The father of a young British man who left the UK to join al-Shabaab in Somalia has appealed to the government to do more to support families like his to help free their loved ones from the jihadi group.
It is thought that as many as 100 young Brits from the Somali community have gone to fight with the group. Once in Somalia, many become demoralised with the group and the tough conditions, but they are not permitted to leave.
Special Correspondent Rageh Omaar reports.
Speaking anonymously, the father said that many British Somali families do not feel that they can seek help from the government as they fear the whole family will be placed under suspicion from intelligence agencies. The families are therefore left attempting to free their child from the clutches of the terror group alone. He explained:
Many of them feel that they have become victims twice over. On the one hand if they come forward seeking help if their young son has joined al-Shabaab, they come under suspicion by the security agencies. They are monitored, they are questioned.

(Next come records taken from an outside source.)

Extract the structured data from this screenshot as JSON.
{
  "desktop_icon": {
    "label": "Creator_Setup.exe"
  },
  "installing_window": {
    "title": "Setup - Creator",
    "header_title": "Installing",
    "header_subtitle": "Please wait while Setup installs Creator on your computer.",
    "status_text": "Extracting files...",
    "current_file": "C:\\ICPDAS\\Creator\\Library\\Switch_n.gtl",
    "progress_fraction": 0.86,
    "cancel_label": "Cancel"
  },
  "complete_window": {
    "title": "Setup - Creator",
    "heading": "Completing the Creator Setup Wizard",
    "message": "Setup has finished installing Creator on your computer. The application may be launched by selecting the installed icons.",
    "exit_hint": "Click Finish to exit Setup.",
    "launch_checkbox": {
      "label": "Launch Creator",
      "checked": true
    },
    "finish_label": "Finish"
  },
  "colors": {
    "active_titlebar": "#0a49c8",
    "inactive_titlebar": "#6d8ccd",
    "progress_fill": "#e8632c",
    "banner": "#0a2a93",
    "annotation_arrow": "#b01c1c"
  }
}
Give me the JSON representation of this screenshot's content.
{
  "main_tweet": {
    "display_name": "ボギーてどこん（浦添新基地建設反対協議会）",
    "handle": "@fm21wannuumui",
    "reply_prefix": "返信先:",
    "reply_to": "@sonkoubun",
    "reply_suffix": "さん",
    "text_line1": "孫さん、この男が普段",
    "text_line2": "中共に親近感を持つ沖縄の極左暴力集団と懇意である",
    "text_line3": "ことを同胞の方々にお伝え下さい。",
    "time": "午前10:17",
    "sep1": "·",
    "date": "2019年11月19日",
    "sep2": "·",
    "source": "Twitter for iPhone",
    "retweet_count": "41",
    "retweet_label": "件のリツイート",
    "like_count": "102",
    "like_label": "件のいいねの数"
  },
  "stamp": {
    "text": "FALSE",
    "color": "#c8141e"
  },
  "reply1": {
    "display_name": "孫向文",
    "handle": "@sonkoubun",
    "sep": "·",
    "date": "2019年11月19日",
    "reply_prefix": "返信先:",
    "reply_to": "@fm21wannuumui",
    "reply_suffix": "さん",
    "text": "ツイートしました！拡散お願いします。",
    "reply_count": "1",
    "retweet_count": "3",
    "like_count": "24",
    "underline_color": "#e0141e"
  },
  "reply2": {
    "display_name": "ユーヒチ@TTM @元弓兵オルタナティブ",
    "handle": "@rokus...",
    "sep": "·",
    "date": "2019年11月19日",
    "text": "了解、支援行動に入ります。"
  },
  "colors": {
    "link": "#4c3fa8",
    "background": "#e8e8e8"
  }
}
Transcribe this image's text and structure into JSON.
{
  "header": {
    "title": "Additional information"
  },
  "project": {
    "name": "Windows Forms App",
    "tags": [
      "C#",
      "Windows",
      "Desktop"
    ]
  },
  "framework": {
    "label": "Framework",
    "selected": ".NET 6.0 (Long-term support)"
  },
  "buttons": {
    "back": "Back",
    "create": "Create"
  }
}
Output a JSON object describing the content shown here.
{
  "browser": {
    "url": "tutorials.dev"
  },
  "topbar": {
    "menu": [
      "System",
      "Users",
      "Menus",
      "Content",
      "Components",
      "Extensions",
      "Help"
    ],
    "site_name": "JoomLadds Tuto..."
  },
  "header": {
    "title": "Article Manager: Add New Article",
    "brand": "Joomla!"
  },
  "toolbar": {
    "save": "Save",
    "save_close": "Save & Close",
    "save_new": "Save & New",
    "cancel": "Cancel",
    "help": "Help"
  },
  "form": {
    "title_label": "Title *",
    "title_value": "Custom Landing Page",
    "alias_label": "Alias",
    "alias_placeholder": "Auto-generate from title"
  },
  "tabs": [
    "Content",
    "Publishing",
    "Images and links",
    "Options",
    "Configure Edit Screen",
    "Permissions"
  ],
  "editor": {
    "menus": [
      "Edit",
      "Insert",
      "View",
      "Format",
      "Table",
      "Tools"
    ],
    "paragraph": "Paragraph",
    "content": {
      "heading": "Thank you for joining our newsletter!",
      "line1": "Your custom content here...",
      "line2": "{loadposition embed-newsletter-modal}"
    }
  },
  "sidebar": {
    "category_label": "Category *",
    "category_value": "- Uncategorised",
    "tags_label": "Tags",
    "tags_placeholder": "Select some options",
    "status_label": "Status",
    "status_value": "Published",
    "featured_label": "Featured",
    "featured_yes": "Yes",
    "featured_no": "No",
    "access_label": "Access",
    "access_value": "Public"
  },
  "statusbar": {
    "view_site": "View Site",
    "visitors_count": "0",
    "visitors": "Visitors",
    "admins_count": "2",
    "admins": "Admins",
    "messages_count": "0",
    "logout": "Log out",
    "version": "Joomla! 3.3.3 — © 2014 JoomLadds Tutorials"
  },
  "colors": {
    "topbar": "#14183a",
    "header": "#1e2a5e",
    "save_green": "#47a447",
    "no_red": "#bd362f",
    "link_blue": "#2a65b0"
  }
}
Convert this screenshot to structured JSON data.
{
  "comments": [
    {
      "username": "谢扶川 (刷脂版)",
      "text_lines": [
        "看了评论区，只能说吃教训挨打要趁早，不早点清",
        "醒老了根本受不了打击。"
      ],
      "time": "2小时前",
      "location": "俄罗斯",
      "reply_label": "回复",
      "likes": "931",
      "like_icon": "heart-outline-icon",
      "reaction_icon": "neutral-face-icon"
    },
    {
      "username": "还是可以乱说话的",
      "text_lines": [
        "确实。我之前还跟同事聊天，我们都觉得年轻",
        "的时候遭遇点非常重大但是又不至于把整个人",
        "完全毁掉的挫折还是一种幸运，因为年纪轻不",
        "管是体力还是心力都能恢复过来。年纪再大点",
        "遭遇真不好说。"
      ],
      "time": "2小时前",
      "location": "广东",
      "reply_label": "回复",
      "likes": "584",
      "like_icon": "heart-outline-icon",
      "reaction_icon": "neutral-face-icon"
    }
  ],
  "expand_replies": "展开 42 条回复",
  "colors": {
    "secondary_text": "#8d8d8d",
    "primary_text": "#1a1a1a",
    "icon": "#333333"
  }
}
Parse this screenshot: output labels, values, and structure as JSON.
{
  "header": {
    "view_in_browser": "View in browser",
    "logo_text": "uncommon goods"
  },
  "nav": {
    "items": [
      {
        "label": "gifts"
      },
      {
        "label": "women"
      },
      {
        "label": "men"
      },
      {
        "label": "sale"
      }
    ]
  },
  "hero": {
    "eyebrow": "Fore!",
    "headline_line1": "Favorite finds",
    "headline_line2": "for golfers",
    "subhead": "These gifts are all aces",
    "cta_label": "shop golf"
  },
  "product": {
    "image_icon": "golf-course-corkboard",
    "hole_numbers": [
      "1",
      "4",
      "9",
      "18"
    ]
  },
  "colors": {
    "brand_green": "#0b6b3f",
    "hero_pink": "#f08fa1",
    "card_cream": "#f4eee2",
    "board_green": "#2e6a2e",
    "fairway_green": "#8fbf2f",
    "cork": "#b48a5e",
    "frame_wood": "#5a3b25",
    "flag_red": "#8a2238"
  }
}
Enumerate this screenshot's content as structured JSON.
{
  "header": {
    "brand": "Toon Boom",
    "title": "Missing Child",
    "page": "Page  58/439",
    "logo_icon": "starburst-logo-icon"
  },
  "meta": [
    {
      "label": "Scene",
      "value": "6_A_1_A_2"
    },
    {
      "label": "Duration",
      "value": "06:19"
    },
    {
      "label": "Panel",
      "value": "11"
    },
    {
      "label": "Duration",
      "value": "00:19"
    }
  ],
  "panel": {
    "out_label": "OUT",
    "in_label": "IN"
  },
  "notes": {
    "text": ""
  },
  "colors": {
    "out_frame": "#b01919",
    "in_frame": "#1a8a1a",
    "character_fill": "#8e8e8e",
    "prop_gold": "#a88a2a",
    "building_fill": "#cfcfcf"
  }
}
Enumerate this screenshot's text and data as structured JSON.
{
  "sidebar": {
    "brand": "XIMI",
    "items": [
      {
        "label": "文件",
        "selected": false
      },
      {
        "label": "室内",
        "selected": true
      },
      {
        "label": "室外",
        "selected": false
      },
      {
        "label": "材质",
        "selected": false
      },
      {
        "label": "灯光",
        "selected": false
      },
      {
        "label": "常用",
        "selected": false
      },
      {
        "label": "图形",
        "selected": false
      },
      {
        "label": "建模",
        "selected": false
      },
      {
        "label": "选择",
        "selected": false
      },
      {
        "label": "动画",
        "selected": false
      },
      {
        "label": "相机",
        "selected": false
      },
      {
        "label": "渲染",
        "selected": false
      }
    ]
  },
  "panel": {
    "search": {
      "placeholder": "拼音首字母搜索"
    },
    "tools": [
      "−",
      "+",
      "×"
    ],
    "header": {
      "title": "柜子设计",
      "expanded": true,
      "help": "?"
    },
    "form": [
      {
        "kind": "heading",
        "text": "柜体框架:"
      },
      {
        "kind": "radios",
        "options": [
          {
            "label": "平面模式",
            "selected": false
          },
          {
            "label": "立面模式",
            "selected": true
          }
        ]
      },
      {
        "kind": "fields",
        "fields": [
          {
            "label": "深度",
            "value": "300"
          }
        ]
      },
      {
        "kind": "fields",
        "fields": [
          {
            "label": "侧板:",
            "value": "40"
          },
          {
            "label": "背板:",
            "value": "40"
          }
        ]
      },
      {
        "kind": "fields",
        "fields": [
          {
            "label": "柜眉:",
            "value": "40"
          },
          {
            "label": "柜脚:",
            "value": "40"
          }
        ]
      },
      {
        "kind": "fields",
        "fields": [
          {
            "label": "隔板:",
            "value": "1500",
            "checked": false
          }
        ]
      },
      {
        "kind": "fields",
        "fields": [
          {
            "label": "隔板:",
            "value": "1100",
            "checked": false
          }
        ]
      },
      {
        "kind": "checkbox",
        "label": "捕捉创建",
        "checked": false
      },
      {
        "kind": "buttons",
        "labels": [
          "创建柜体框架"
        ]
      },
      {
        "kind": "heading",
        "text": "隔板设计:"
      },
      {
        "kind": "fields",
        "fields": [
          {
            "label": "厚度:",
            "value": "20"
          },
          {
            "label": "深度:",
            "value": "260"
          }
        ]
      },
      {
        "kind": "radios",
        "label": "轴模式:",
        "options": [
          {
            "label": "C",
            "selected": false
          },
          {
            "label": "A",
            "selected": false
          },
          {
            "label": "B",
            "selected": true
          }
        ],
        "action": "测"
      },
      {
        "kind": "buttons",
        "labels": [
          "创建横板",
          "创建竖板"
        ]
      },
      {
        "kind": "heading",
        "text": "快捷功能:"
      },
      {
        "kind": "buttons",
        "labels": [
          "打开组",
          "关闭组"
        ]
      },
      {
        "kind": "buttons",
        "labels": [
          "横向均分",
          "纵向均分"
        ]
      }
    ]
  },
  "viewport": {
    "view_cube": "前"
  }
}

Even if they want to try to get their son back, they receive very little help. On the other hand, they are victims because of what has happened to their loved one who has unbeknown to them, joined a group like al Shabaab.
The family back in the UK are often left shocked and devastated by the news their child has volunteered to become a jihadi fighter. Describing the lengths families go to to try and contact their child after they receive the news, he said:
When you get that call, it’s shocking. Devastating. They try to get in touch with anyone that they can on the ground in Somalia with any scrap of information. They try to find someone who can put them in touch with middle men who can get make contact with the group.
Some families I know don’t even wait to speak on the phone, but instead get on a plane and fly out to Somalia to search for their loved ones in person. After all, it’s your child - you can’t just abandon them.
Al-Shabaab exploits the unhappy new recruits as a funding mechanism for their terror activities. Many young men are held captive and only released after the family have gathered together huge sums of money.
Many families were force to pay large amounts. But even when you do the pain is not over. Because you can't bring your relative back home to Britain.The fear is that if you go to the police or security services for help your family comes under suspicion.
The father appealed to the government to be more sympathetic to British Somalis caught in the crisis of losing their loved ones, and to engage with young Somalis who joined and then left the terror group.
You'll never encourage more British Somalis or Muslims to leave groups like al Shabaab unless you set an example and engage in this process.
Many of these young men regret the choice they made, they want to start again.
And for the families going through what I did? My message is simple: Never give up. Never abandon these young men.
It’s like you’re child has been snatched by an crocodile, but if the whole family joins the fight and struggles with the crocodile you will get your child back from its jaws.